Surface
From the Series: Speaking Volumes
From the Series: Speaking Volumes
There is nothing you can dominate as easily as a flat surface of a few square meters; there is nothing hidden or convoluted, no shadows, no “double entendre.”
—Bruno Latour
Mohammed stares at the map, struggling to triangulate the surfaces of the buildings he sees there against the surfaces of the urban fabric around us, his GPS location as a fulcrum.
“The buildings don’t really look like the buildings,” he notes woefully. Mohammed is an architect. Traveling from Kuala Lumpur the previous night, this is his first time in Hong Kong. “Yeah, this is not right.”
On one hand, Mohammed’s map is a grid comprised of infinite squares, which are optimal for calculation and tessellate with maximum efficiency. On the other, a circle, possible paths radiating inward and outward, producing hierarchal rings with the innermost sanctum of power in the center.
On one hand, we skate across the surface of a universal cartography: coordinate systems, navigation charts, rectilinear urbanism, digital and mobile maps and three-dimensional modeling software. On the other hand, we place ourselves at the center of our own cartography: medieval cities, panopticons, boulevards, sonar and radar technology, geolocative applications and augmented reality.
These are surfaces produced and reflected in the logics of cartographic reason, which strives to transform the representational and material world into a single, stable, universal order (Farinelli 2009). Geometries penetrate into cultures and communities, translating the scales of the local and global into the same language.
The ancient theoretical problem of the quadrature of the circle, or how to turn circles into squares and squares into circles, was limited by the finitude of materiality. This finitude, Franco Farinelli (1994) argues, is not only a question of geometry but of political materiality—of ideologies that deployed geometries in order to construct living spaces (like the Bank of China) in their image. The mappa, the plan, the chart, the carte, the pinax, and the tablet are characterized by surfaces, upon which landscapes are depicted, territories negotiated, and social relations structured.
Across these flatnesses “realms of reality that seem far apart . . . are inches apart, once flattened out onto the same surface” (Latour 1986, 26). The relationship, then, between Euclidean geometry and the materialities in which we live our lives is one of surfacing. The surface is a translator (Latour 1986; Serres 1968) through which the domination of space, the production of inhabited territories, and the shaping of political identities can be exchanged.
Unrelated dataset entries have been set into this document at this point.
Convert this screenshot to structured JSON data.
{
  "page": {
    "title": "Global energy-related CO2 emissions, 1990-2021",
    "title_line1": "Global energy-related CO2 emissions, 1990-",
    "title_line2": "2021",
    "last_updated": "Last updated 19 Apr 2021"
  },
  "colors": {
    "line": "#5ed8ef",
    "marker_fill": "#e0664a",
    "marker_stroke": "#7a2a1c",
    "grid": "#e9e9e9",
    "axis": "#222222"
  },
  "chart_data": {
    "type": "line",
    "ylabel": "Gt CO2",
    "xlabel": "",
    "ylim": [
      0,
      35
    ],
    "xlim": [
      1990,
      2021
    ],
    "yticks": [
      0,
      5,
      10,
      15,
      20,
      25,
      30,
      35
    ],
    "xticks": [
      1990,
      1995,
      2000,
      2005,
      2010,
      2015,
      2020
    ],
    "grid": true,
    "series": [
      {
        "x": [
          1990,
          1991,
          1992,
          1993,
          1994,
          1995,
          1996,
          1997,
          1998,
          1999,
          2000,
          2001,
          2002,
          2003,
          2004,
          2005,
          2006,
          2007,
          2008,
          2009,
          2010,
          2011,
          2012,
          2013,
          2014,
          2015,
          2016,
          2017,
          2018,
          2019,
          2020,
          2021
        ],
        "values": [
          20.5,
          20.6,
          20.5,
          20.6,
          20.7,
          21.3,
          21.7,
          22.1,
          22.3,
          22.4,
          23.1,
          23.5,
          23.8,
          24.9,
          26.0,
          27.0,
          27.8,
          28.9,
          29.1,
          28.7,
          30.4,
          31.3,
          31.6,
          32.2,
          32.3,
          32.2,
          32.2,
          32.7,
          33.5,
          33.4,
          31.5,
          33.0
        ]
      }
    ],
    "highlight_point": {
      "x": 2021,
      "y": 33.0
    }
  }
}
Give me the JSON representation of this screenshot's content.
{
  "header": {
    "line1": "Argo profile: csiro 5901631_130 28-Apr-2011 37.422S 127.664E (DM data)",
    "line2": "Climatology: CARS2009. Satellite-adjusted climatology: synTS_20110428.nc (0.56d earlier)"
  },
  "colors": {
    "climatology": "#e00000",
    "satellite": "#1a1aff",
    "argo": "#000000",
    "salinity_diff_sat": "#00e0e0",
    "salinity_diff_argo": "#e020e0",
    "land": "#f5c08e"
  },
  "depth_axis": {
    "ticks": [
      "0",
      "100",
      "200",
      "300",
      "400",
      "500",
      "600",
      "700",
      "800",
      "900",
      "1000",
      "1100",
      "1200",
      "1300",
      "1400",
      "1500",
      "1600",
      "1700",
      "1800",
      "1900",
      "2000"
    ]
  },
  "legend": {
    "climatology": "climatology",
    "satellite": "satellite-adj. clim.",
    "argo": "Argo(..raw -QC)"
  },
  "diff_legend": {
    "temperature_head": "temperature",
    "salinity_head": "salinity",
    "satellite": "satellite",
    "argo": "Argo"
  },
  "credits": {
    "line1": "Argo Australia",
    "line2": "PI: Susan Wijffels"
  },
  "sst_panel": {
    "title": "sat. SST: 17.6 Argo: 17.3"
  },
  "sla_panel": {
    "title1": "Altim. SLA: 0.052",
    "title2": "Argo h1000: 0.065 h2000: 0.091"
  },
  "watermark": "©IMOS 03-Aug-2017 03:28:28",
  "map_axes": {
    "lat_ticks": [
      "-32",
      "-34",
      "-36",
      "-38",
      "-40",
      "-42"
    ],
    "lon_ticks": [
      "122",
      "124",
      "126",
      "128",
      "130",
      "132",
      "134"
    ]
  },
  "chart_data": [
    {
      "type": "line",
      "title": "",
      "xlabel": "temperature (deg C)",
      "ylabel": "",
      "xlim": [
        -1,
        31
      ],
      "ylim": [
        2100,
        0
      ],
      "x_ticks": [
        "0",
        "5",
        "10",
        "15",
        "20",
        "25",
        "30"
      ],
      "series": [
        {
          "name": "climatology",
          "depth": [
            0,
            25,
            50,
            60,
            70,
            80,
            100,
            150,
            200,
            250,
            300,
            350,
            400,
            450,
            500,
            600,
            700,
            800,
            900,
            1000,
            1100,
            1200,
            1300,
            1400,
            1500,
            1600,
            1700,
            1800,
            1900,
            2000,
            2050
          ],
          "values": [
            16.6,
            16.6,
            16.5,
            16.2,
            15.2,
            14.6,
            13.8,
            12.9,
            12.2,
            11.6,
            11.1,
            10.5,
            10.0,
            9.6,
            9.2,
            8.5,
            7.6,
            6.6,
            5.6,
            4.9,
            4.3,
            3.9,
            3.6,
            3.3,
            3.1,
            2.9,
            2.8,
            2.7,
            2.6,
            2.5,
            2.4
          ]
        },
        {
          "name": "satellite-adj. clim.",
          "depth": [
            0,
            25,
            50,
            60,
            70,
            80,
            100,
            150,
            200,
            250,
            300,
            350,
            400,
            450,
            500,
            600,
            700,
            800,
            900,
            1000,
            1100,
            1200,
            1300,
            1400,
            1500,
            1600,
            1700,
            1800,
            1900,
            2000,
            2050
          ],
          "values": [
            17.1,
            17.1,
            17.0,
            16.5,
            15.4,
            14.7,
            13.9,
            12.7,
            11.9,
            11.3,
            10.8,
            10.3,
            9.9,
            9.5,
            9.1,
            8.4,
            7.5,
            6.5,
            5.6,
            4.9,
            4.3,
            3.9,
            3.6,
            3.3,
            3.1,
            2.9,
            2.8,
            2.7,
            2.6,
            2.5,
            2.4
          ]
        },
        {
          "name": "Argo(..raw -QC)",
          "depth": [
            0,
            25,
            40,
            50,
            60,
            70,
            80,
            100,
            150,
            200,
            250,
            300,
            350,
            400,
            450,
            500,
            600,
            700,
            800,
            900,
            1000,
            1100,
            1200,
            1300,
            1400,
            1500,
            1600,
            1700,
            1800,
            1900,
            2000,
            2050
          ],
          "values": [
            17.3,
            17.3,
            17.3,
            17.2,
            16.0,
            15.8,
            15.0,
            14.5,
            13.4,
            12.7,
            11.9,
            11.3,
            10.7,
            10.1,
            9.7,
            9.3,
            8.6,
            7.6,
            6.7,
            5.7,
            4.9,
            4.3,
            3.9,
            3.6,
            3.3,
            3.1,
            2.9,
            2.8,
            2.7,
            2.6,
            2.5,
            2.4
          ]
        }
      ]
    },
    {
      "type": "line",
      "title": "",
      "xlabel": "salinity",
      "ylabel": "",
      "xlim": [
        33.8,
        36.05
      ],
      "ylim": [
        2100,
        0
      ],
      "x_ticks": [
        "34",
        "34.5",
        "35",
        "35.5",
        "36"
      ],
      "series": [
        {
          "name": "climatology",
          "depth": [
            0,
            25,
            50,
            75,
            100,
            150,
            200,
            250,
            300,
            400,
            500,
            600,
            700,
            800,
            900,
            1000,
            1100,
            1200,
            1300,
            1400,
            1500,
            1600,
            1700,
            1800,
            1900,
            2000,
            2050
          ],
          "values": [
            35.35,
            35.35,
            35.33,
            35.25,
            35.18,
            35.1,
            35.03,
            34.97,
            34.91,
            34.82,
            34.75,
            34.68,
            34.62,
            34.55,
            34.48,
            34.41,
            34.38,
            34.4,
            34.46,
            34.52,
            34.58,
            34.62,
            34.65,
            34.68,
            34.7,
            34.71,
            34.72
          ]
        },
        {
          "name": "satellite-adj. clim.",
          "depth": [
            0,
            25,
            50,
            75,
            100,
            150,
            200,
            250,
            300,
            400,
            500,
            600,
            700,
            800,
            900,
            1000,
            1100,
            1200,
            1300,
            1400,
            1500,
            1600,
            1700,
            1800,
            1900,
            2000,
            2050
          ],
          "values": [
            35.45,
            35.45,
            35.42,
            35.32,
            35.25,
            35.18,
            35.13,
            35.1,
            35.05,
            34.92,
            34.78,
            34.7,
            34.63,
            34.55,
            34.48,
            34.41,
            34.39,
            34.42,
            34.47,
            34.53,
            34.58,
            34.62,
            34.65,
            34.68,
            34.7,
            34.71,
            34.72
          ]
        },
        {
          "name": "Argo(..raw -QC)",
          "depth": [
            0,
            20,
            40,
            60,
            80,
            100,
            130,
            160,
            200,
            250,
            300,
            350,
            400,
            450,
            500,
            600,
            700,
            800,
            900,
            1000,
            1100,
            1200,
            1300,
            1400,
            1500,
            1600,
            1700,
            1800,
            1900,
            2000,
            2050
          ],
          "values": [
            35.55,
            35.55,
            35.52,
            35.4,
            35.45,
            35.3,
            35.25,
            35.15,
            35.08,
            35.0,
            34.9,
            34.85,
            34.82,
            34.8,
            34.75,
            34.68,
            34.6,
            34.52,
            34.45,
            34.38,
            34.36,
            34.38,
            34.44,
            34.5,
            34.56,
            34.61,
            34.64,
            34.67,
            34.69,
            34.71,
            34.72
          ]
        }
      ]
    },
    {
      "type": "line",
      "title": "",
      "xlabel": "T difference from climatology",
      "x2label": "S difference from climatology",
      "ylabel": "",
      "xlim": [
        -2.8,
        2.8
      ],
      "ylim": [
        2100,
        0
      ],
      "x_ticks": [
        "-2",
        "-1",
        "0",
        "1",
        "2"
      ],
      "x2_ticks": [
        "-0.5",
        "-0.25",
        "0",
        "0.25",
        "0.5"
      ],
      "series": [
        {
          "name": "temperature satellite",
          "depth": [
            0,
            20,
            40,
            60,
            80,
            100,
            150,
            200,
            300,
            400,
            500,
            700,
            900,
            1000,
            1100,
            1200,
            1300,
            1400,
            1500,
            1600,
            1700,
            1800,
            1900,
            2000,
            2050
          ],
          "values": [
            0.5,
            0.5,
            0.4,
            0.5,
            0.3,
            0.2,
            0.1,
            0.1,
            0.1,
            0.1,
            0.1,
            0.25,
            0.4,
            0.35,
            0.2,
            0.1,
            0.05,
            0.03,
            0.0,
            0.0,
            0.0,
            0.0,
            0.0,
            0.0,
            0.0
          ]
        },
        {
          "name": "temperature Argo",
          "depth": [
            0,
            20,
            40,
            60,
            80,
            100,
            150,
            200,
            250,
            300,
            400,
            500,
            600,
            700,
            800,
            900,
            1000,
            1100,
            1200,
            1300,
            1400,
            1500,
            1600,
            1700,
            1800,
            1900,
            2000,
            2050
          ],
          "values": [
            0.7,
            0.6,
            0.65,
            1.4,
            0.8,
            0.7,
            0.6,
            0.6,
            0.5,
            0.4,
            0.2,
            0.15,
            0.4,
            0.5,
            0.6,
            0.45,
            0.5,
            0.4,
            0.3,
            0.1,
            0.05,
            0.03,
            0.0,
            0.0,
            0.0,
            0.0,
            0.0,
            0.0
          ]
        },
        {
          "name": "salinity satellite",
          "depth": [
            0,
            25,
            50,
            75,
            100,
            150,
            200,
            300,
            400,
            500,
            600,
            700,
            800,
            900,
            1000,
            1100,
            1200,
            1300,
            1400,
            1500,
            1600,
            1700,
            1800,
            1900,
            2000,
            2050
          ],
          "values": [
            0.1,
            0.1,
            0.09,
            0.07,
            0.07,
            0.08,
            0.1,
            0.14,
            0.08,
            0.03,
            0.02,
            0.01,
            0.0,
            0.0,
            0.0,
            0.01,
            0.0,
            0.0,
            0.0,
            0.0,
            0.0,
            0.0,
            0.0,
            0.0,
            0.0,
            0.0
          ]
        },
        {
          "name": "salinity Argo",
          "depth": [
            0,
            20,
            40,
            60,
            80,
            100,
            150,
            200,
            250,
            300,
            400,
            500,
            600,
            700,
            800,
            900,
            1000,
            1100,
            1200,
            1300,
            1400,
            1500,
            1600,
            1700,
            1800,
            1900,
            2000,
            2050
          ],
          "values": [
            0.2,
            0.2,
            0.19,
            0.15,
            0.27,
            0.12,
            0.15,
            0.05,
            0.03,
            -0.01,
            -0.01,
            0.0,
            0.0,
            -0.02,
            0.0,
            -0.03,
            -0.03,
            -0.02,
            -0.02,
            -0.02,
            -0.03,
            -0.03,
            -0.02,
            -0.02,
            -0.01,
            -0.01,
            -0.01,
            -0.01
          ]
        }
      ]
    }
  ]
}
An infinite series of points becomes a line, an infinite series of lines becomes a surface, and an infinite series of surfaces becomes a three-dimensional shape. Stretching upward and downward, these surfaces transform into a volumetric dimensionality. Squares become cubes, and circles become cylinders and spheres. At the limits of these representations—and in the material expression of ideology—new surfaces are formed that stretch along three-dimensional axes, an infinite series housed within a definitive casing. Under cartographic logics in volumetric geometry—buildings, architectures, spaces, maps—the question of surface transforms from living upon to living within.
Between cubes and spheres territorial tensions arise. In cubic space, surfaces run horizontally and vertically across habitats. Walls are built straight up, and floors straight across. The spirit level rules our urban spaces: territories formed through a dogged parallelism. The sphere is the master of surveillance. From security cameras to Google cars, from the center or the top, the limit is of vision, not ideology.
Theoretically, surfaces merge seamlessly into a three-dimensional object. However, when geometric logics are transferred into material representations, the limits of the material mean that they must not only formalize, but also generalize (Farinelli 1994).
In volumetric geometry, spheres can be generalized from three circles and cubes from three squares. Outside terrains, themselves surfaces, form the protective territory of the volume. Here, hierarchies emerge: which surfaces should we choose to make visible? Or, what is the territory and where is its boundary? What’s public and what’s private? Where are the anchors, zero points, edges, limits? Territoriality becomes geometry, and “the geometric form can become a principle that constitutes and regulates the universe” (Farinelli, 1994, 21).
But move gently, because surfaces within and around volumes are devious reductions that erase unknown heterogeneities. The surfaces of our experiences are only partly bound through such logics. What of crooked walls and rough floors, or obstructions and reflections? Porous, our surfaces are contravened constantly by odors and heat and pollen and dust. Permeable cultures, ideas, images, waves, magic, parasites—all manner of matter and force—assemble and reassemble in an antigeometry defined by transgression instead of territory.
Farinelli, Franco. 1994. “Squaring the Circle, or the Nature of Political Identity.” In Limits of Representation, edited by Franco Farinelli, Gunnar Olsson and Dagmar Reichert, 11–28. Munich: Accedo.
_____. 2009. La crisi della ragione cartografica. Torino: Einaudi
Latour, Bruno. 1986. “Visualization and Cognition: Thinking with Eyes and Hands.” In Knowledge and Society: Studies in the Sociology of Culture Past and Present, edited by Henrika Kuklick, 1–40. Greenwich, Conn.: Jai Press.
Serres, Michel. 1968. Hermes. Paris: Éditions de Minuit.